The recent shooting death of a Barnes-Jewish Hospital patient wielding knives has renewed a debate over armed guards in health care settings.
As many as half of U.S. hospitals employ security guards armed with handguns, according to one national survey. The estimate in Missouri is much lower — about 14 percent, said a spokesman for the state hospital association.
Some hospital executives believe that having armed guards sends a conflicting message and adds danger to an already tense and emotional setting. Others say the threat of workplace violence should be handled the same as in any other setting, and that armed guards act as a deterrent.
Security guards at Barnes-Jewish on Jan. 11 shot and killed a patient who refused to drop two knives after pushing his way out of a treatment room. Police said the man, Andrew Merryman, 46, of Ballwin, had been suicidal, but they declined to say why he was being treated at the Center for Advanced Medicine.
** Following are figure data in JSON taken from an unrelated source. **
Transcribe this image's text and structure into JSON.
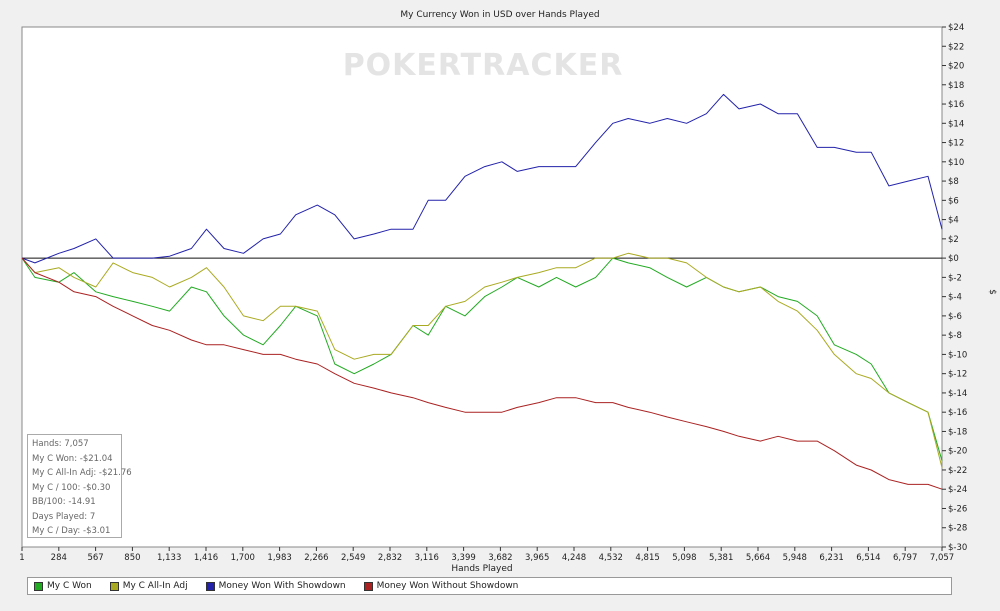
{
  "chart_data": {
    "type": "line",
    "title": "My Currency Won in USD over Hands Played",
    "watermark": "POKERTRACKER",
    "xlabel": "Hands Played",
    "ylabel": "$",
    "xlim": [
      1,
      7057
    ],
    "ylim": [
      -30,
      24
    ],
    "x_ticks": [
      "1",
      "284",
      "567",
      "850",
      "1,133",
      "1,416",
      "1,700",
      "1,983",
      "2,266",
      "2,549",
      "2,832",
      "3,116",
      "3,399",
      "3,682",
      "3,965",
      "4,248",
      "4,532",
      "4,815",
      "5,098",
      "5,381",
      "5,664",
      "5,948",
      "6,231",
      "6,514",
      "6,797",
      "7,057"
    ],
    "y_ticks": [
      "$24",
      "$22",
      "$20",
      "$18",
      "$16",
      "$14",
      "$12",
      "$10",
      "$8",
      "$6",
      "$4",
      "$2",
      "$0",
      "$-2",
      "$-4",
      "$-6",
      "$-8",
      "$-10",
      "$-12",
      "$-14",
      "$-16",
      "$-18",
      "$-20",
      "$-22",
      "$-24",
      "$-26",
      "$-28",
      "$-30"
    ],
    "y_tick_values": [
      24,
      22,
      20,
      18,
      16,
      14,
      12,
      10,
      8,
      6,
      4,
      2,
      0,
      -2,
      -4,
      -6,
      -8,
      -10,
      -12,
      -14,
      -16,
      -18,
      -20,
      -22,
      -24,
      -26,
      -28,
      -30
    ],
    "grid": false,
    "legend_placement": "bottom",
    "x": [
      1,
      100,
      284,
      400,
      567,
      700,
      850,
      1000,
      1133,
      1300,
      1416,
      1550,
      1700,
      1850,
      1983,
      2100,
      2266,
      2400,
      2549,
      2700,
      2832,
      3000,
      3116,
      3250,
      3399,
      3550,
      3682,
      3800,
      3965,
      4100,
      4248,
      4400,
      4532,
      4650,
      4815,
      4950,
      5098,
      5250,
      5381,
      5500,
      5664,
      5800,
      5948,
      6100,
      6231,
      6400,
      6514,
      6650,
      6797,
      6950,
      7057
    ],
    "series": [
      {
        "name": "My C Won",
        "color": "#22aa22",
        "values": [
          0,
          -2,
          -2.5,
          -1.5,
          -3.5,
          -4,
          -4.5,
          -5,
          -5.5,
          -3,
          -3.5,
          -6,
          -8,
          -9,
          -7,
          -5,
          -6,
          -11,
          -12,
          -11,
          -10,
          -7,
          -8,
          -5,
          -6,
          -4,
          -3,
          -2,
          -3,
          -2,
          -3,
          -2,
          0,
          -0.5,
          -1,
          -2,
          -3,
          -2,
          -3,
          -3.5,
          -3,
          -4,
          -4.5,
          -6,
          -9,
          -10,
          -11,
          -14,
          -15,
          -16,
          -21.04
        ]
      },
      {
        "name": "My C All-In Adj",
        "color": "#aaaa22",
        "values": [
          0,
          -1.5,
          -1,
          -2,
          -3,
          -0.5,
          -1.5,
          -2,
          -3,
          -2,
          -1,
          -3,
          -6,
          -6.5,
          -5,
          -5,
          -5.5,
          -9.5,
          -10.5,
          -10,
          -10,
          -7,
          -7,
          -5,
          -4.5,
          -3,
          -2.5,
          -2,
          -1.5,
          -1,
          -1,
          0,
          0,
          0.5,
          0,
          0,
          -0.5,
          -2,
          -3,
          -3.5,
          -3,
          -4.5,
          -5.5,
          -7.5,
          -10,
          -12,
          -12.5,
          -14,
          -15,
          -16,
          -21.76
        ]
      },
      {
        "name": "Money Won With Showdown",
        "color": "#2222aa",
        "values": [
          0,
          -0.5,
          0.5,
          1,
          2,
          0,
          0,
          0,
          0.2,
          1,
          3,
          1,
          0.5,
          2,
          2.5,
          4.5,
          5.5,
          4.5,
          2,
          2.5,
          3,
          3,
          6,
          6,
          8.5,
          9.5,
          10,
          9,
          9.5,
          9.5,
          9.5,
          12,
          14,
          14.5,
          14,
          14.5,
          14,
          15,
          17,
          15.5,
          16,
          15,
          15,
          11.5,
          11.5,
          11,
          11,
          7.5,
          8,
          8.5,
          3
        ]
      },
      {
        "name": "Money Won Without Showdown",
        "color": "#aa2222",
        "values": [
          0,
          -1.5,
          -2.5,
          -3.5,
          -4,
          -5,
          -6,
          -7,
          -7.5,
          -8.5,
          -9,
          -9,
          -9.5,
          -10,
          -10,
          -10.5,
          -11,
          -12,
          -13,
          -13.5,
          -14,
          -14.5,
          -15,
          -15.5,
          -16,
          -16,
          -16,
          -15.5,
          -15,
          -14.5,
          -14.5,
          -15,
          -15,
          -15.5,
          -16,
          -16.5,
          -17,
          -17.5,
          -18,
          -18.5,
          -19,
          -18.5,
          -19,
          -19,
          -20,
          -21.5,
          -22,
          -23,
          -23.5,
          -23.5,
          -24
        ]
      }
    ]
  },
  "stats": [
    "Hands: 7,057",
    "My C Won: -$21.04",
    "My C All-In Adj: -$21.76",
    "My C / 100: -$0.30",
    "BB/100: -14.91",
    "Days Played: 7",
    "My C / Day: -$3.01"
  ]
}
The death comes as violence in the health care setting has soared. With more than 11,000 reported assaults a year, health care workers account for about 75 percent of the victims of workplace violence, according to the U.S. Department of Labor.
Several local hospital officials declined to be interviewed on the subject of security. An informal tally shows that aside from Barnes-Jewish, BJC HealthCare hospitals do not equip their guards with guns. Guards at SSM Health hospitals carry Tasers but not handguns. Some Mercy hospital guards have Tasers or handguns. At St. Luke’s Hospital in Chesterfield, security guards carry handguns and are trained by St. Louis County police.
“In a perfect world, a hospital would be the antithesis of where you would think guns would be necessary,” said Dave Dillon, spokesman for the Missouri Hospital Association.
Hospitals are for healing, by their “first, do no harm” tenet. But sometimes protecting both staff and patients comes into conflict, Dillon said.
“These are hard conversations with ourselves,” Dillon said. “There’s no line in the sand on the appropriate intervention.”
The labor department has general guidelines for preventing workplace violence in health care settings, but does not take a stance on armed guards. Emergency preparedness requirements from the Centers for Medicare and Medicaid Services, which inspects hospitals, mainly focus on natural disasters and disease outbreaks.
The stressors that can spark violence include a lack of mental health care options, long wait times in the emergency room and the delivery of bad news about a medical condition.
“We’ve got patients and families who come to the hospital under the influence of substances or seeking drugs, domestic conflicts, patients coming in escorted by police,” Dillon said. “There are a lot of things that create an environment where individuals are feeling more comfortable physically harming or verbally abusing health care workers.”
While assaults against health care workers are increasingly common, shootings in hospitals remain relatively rare. There are an average of 14 shootings on hospital grounds in the U.S. each year. The emergency room is the most common site for shootings, followed by parking lots and patient rooms, according to researchers at Johns Hopkins University.